Nicotine induces dendritic spine remodeling in cultured hippocampal neurons
Article first published online: 24 OCT 2013
© 2013 International Society for Neurochemistry
Journal of Neurochemistry
Volume 128, Issue 2, pages 246–255, January 2014
How to Cite
J. Neurochem. (2014) 128, 246–255.
- Issue published online: 6 JAN 2014
- Article first published online: 24 OCT 2013
- Accepted manuscript online: 1 OCT 2013 12:55AM EST
- Manuscript Accepted: 13 SEP 2013
- Manuscript Revised: 11 SEP 2013
- Manuscript Received: 20 MAY 2013
- Ministry of Education, Culture, Sports, Science and Technology, Japan
- Takeda Science Foundation
- cultured hippocampal neurons;
- dendritic spine remodeling;
- glutamatergic neurotransmission;
- synaptic plasticity;
- α4β2* nAChR
Cholinergic neurons in the CNS are involved in synaptic plasticity and cognition. Both muscarinic and nicotinic acetylcholine receptors (nAChRs) influence plasticity and cognitive function. The mechanism underlying nAChR-induced plasticity, however, has remained elusive. Here, we demonstrate morphological changes in dendritic spines following activation of α4β2* nAChRs, which are expressed on glutamatergic pre-synaptic termini of cultured hippocampal neurons. Exposure of the neurons to nicotine resulted in a lateral enlargement of spine heads. This was abolished by dihydro-β-erythroidine, an antagonist of α4β2* nAChRs, but not by α-bungarotoxin, an antagonist of α7 nAChRs. Tetanus toxin or a mixture of 2-amino-5-phosphonovaleric acid and 6-cyano-7-nitroquinoxaline-2,3-dione, antagonists of NMDA- and AMPA-type glutamate receptors, blocked the nicotine-induced spine remodeling. In addition, nicotine exerted full spine-enlarging response in the post-synaptic neuron whose β2 nAChR expression was knocked down. Finally, pre-treatment with nicotine enhanced the Ca2+-response of the neurons to glutamate. These data suggest that nicotine influences the activity of glutamatergic neurotransmission through the activation of pre-synaptic α4β2 nAChRs, resulting in the modulation of spinal architecture and responsiveness. The present findings may represent one of the cellular mechanisms underlying cholinergic tuning of brain function.

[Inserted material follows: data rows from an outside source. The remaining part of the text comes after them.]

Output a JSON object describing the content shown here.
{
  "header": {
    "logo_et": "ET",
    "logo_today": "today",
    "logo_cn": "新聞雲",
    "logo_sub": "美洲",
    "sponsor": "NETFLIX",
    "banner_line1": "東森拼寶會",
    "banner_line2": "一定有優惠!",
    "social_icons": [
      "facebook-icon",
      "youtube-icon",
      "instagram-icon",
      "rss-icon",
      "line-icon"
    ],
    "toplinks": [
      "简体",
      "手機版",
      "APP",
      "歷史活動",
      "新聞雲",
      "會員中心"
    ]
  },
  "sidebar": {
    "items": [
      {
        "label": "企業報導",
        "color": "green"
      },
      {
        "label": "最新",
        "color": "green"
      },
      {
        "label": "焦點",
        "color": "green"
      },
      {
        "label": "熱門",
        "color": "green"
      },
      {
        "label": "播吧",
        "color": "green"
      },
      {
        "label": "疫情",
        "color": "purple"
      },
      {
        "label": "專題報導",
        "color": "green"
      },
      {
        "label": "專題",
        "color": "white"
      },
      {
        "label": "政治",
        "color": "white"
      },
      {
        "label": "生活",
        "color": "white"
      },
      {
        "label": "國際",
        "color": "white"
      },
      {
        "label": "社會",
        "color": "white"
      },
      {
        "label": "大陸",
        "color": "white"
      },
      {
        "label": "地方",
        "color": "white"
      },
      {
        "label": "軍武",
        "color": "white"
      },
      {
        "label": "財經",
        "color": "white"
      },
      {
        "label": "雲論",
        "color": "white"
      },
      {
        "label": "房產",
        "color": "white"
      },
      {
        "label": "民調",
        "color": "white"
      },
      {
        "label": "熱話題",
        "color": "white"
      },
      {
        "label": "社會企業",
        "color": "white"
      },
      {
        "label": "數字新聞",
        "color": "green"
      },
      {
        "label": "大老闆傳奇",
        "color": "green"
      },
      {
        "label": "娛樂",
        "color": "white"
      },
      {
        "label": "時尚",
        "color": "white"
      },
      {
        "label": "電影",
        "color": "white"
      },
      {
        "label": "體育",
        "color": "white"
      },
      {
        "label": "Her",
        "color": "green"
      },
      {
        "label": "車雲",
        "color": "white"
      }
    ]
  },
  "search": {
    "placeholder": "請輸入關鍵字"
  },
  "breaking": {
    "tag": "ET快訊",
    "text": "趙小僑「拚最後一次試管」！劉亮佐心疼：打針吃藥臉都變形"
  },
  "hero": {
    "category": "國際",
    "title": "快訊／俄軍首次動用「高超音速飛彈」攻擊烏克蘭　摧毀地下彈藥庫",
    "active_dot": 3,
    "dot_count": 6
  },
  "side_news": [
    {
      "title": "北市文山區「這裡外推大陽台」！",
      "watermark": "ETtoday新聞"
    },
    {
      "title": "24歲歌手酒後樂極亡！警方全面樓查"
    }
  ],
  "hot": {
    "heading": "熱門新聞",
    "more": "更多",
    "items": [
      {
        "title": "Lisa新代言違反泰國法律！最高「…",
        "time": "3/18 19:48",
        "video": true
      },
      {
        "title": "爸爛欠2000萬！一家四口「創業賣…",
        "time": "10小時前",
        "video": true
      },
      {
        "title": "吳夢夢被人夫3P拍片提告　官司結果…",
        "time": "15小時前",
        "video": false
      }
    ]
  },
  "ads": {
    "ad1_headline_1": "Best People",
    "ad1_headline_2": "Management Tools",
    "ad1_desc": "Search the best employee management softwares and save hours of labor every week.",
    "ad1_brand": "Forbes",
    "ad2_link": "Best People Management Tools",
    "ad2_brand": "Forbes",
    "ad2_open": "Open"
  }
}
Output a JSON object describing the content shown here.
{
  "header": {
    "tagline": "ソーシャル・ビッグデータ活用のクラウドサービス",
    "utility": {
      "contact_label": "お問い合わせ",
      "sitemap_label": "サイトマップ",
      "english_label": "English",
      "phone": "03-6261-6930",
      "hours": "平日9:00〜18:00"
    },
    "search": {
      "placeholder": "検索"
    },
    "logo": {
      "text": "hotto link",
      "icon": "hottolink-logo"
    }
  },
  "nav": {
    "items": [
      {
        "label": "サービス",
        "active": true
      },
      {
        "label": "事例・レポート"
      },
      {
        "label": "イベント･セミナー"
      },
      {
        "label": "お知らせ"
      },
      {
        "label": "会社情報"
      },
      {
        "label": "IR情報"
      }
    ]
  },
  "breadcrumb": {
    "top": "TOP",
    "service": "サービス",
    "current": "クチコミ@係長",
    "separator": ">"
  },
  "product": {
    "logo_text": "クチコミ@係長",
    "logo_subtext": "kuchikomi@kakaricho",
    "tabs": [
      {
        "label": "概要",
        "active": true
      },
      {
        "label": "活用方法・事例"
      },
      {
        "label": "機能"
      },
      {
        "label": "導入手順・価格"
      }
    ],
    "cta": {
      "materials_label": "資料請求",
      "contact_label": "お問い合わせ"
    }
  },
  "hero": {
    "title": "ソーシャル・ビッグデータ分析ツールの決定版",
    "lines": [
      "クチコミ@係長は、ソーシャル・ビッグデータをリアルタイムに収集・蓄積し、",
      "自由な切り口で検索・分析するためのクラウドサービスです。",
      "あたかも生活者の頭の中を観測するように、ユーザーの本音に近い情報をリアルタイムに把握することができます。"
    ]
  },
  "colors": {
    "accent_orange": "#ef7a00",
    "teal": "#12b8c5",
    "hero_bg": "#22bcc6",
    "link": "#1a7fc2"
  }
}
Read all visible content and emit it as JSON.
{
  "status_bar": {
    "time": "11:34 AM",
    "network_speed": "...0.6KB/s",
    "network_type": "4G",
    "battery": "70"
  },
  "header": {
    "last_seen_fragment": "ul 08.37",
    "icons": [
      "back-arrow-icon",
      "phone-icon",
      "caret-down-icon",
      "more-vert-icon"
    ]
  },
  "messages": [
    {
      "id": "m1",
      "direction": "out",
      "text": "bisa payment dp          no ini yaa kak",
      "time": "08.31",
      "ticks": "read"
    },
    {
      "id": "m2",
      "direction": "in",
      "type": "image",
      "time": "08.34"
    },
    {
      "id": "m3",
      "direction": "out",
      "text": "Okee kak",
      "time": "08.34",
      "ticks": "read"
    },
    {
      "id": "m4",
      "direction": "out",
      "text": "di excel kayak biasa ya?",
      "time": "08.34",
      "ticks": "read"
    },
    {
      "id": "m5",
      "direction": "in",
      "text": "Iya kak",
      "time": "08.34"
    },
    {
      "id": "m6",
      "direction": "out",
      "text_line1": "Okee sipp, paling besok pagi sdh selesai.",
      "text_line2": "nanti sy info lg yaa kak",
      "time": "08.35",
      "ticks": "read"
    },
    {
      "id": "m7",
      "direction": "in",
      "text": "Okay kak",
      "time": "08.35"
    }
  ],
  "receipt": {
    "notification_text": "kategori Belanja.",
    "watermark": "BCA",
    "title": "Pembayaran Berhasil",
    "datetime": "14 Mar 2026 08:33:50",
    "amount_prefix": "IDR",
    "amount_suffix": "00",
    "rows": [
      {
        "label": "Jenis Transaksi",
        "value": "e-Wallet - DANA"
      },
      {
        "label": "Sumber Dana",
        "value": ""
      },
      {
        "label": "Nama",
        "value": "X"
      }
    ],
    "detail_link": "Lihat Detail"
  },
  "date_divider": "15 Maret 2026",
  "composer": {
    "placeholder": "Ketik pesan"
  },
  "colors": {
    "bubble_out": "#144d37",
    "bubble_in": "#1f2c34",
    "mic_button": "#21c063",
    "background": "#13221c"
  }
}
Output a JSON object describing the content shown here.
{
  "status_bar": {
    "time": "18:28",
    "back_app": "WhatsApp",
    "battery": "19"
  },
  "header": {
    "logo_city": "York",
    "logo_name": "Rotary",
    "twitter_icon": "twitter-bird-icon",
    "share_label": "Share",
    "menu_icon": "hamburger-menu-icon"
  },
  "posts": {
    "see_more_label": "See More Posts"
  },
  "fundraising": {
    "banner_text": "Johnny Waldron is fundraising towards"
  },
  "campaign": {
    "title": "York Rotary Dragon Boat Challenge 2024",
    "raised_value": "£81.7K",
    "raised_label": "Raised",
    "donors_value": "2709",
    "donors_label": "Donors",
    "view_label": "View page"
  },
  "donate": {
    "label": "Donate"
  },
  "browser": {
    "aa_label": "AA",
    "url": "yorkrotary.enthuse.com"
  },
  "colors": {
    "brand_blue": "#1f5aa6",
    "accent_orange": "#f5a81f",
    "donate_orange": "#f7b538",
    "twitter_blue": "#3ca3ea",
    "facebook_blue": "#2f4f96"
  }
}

Activation of nicotinic acetylcholine receptors (nAChRs) in brain influences plasticity and cognition. Here, activation of α4β2* nAChRs, which are expressed on glutamatergic presynaptic termini, results in the enlargement of dendritic spines through the modulation of the glutamatergic neurotransmission. The remodeled spinal architecture might be responsible for the change in responsiveness of neural circuitry, leading to cholinergic tuning of brain function.